Terminologies
Atomicity, Atomic Operation
Atomicity is unbreakability, or uninterrupted operation.
Atomic operation helps in understanding reentrancy, critical section, thread safety, synchronization primitives, etc.
Critical Section
Critical section is group of instructions/statements or region of code that need to be executed atomically.
If one thread tries to change a shared data while another thread tries to read, the result is unpredictable. It is critical to understand the importance of race condition while writing kernel mode programming.
A simple solution to critical section:
acquireLock();
Process Critical Section
releaseLock();
Synchronization primitives
Synchronization primitives are simple software mechanisms for the purposes of supporting thread or process synchronization.

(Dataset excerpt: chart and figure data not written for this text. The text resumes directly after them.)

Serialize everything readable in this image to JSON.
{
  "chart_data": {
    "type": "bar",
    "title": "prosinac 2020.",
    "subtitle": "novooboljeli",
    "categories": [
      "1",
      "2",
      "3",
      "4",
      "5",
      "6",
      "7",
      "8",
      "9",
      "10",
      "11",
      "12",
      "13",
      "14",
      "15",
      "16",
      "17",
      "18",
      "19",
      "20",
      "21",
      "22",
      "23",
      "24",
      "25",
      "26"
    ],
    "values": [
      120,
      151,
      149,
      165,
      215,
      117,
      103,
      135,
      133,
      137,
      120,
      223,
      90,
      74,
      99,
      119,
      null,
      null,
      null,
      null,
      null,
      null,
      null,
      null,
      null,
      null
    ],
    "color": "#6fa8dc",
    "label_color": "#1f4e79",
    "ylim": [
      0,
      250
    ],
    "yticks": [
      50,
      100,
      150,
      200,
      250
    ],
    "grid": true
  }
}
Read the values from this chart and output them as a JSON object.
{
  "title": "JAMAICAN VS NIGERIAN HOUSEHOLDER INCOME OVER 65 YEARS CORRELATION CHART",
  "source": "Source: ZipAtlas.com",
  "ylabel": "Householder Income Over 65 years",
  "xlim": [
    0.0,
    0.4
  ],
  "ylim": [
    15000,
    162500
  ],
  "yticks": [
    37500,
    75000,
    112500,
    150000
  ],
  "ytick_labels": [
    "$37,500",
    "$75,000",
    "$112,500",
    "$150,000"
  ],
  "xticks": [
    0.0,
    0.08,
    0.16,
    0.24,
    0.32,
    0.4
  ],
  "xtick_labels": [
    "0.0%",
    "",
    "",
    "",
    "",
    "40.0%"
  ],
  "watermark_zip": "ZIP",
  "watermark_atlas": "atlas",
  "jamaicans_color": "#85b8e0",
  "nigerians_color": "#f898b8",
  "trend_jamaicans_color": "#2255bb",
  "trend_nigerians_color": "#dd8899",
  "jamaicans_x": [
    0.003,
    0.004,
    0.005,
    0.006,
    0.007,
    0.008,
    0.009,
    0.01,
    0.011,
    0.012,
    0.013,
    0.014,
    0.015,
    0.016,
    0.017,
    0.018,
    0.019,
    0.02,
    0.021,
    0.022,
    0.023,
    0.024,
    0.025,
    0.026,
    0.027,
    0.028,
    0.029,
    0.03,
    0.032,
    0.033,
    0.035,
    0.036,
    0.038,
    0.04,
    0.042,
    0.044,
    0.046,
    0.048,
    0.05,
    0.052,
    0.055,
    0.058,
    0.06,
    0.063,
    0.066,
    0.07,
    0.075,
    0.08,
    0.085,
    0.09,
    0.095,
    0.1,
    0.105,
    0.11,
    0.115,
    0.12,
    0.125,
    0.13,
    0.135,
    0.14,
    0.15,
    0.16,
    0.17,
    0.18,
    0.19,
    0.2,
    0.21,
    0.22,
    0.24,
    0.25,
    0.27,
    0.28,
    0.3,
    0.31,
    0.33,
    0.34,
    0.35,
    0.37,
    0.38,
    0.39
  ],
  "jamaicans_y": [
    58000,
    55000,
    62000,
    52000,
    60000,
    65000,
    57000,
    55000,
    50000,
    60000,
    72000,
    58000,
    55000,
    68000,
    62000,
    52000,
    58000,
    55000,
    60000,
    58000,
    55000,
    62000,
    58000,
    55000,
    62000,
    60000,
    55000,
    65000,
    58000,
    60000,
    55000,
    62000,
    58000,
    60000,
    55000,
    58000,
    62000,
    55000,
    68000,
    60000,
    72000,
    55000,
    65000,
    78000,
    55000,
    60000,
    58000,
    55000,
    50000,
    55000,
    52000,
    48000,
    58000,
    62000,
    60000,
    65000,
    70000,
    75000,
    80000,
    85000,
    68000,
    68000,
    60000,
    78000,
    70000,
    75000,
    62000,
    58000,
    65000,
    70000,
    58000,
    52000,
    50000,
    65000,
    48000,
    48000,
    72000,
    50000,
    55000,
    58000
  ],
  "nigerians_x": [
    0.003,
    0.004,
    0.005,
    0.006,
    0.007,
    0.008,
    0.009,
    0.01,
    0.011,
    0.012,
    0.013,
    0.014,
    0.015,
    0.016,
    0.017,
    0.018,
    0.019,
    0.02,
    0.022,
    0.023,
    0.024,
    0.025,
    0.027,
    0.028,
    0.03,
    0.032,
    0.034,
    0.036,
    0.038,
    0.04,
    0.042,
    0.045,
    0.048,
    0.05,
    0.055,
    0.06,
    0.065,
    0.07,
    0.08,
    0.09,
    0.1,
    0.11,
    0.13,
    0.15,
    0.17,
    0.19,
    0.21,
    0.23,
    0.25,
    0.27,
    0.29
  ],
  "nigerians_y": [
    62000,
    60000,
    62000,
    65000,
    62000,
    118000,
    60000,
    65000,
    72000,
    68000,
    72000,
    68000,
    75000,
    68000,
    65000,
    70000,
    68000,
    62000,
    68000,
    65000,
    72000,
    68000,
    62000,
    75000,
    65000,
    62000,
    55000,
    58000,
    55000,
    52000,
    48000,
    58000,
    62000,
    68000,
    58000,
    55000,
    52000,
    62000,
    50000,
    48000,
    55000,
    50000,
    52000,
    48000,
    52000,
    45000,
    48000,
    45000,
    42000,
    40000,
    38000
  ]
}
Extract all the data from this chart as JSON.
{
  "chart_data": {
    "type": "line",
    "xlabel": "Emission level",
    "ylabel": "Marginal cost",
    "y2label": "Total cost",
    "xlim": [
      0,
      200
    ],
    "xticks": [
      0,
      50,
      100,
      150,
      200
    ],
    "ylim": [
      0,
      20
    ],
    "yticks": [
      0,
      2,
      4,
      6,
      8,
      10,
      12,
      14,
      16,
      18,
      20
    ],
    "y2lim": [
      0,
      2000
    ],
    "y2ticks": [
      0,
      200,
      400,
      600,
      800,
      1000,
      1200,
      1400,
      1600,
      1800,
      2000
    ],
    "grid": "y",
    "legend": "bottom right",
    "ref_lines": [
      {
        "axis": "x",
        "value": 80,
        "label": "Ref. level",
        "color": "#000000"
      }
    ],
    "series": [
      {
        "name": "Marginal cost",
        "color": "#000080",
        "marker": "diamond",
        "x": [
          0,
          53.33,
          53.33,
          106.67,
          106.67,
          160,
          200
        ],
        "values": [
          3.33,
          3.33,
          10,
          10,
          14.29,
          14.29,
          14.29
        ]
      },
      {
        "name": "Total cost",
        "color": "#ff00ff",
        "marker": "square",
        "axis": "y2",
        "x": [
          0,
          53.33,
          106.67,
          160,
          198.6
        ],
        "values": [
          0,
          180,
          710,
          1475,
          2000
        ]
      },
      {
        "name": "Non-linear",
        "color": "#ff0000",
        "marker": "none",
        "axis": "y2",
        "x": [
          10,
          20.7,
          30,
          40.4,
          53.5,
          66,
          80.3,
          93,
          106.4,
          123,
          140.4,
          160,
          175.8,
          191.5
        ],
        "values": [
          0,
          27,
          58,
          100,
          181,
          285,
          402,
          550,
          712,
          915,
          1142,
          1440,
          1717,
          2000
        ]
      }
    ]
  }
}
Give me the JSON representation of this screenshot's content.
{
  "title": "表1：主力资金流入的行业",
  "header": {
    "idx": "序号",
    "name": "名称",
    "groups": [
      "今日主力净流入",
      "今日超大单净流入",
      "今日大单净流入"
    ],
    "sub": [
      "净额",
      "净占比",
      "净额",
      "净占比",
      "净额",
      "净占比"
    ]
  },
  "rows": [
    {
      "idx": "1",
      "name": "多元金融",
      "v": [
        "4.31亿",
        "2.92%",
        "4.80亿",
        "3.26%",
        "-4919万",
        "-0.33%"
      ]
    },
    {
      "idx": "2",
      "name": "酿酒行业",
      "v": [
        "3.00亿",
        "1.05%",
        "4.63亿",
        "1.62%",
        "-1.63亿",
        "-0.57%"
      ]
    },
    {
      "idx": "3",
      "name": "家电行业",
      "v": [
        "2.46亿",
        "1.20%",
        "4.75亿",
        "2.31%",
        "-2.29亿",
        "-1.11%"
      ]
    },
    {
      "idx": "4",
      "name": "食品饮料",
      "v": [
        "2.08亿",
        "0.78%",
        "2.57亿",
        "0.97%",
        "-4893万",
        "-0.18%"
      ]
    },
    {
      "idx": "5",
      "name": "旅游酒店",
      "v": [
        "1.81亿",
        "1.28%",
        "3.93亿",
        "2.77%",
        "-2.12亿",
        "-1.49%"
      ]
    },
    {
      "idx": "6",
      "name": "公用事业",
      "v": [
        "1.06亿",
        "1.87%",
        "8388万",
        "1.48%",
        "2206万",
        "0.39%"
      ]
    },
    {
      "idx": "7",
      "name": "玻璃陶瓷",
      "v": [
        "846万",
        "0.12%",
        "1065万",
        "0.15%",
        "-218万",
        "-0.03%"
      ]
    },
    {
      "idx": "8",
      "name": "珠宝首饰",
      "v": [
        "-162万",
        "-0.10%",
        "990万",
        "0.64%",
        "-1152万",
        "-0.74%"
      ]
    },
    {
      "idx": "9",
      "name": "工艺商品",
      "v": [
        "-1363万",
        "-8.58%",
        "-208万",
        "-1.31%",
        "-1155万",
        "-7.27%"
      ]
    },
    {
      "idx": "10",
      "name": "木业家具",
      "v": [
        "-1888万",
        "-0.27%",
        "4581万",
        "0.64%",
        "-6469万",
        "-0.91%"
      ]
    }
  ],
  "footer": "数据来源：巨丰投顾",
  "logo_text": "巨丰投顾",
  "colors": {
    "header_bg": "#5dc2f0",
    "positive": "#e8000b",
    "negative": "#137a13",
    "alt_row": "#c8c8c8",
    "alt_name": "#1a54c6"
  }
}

Mutex, event, conditional variables and semaphores are all synchronization primitives.
Critical section is not a synchronization primitive. It’s a part of an execution path that must be protected from concurrent execution in order to maintain some invariants.
You need to use some synchronization primitives to protect critical section.
Producer–consumer
Two processes, producer and consumer. Producer thread will collect the data and writes it to the buffer. Consumer thread will process the collected data from the buffer.
Producer won’t try to add when buffer’s full and consumer won’t remove when buffer’s empty.
Solution 1: Mutex
A mutex provides mutual exclusion, either producer or consumer can have the key (mutex) and proceed with their work. As long as the buffer is filled by producer, the consumer needs to wait, and vice versa.
Solution 2: Semaphore
A semaphore is a generalized mutex. In lieu of single buffer, we can split the 4 KB buffer into four 1 KB buffers (identical resources). A semaphore can be associated with these four buffers. The consumer and producer can work on different buffers at the same time.
Interrupt service routine
Interrupt service routine (ISR), is a callback subroutine in an operating system or device driver whose execution is triggered by the reception of an interrupt.
One good example is reading from a hard drive. The drive is slow and you don’t want your OS to wait for the data to come back; you want the OS to go and do other things. So you set up the system so that when the disk has the data (ready), it raises an interrupt. In the ISR for the disk, CPU will take the data and return it to the requester.
ISRs often need to happen quickly as the hardware can have a limited buffer, which will be overwritten by new data if it’s now pulled off quickly enough.
It’s also important to have your ISR complete quickly as while the CPU is servicing one ISR other interrupts will be masked.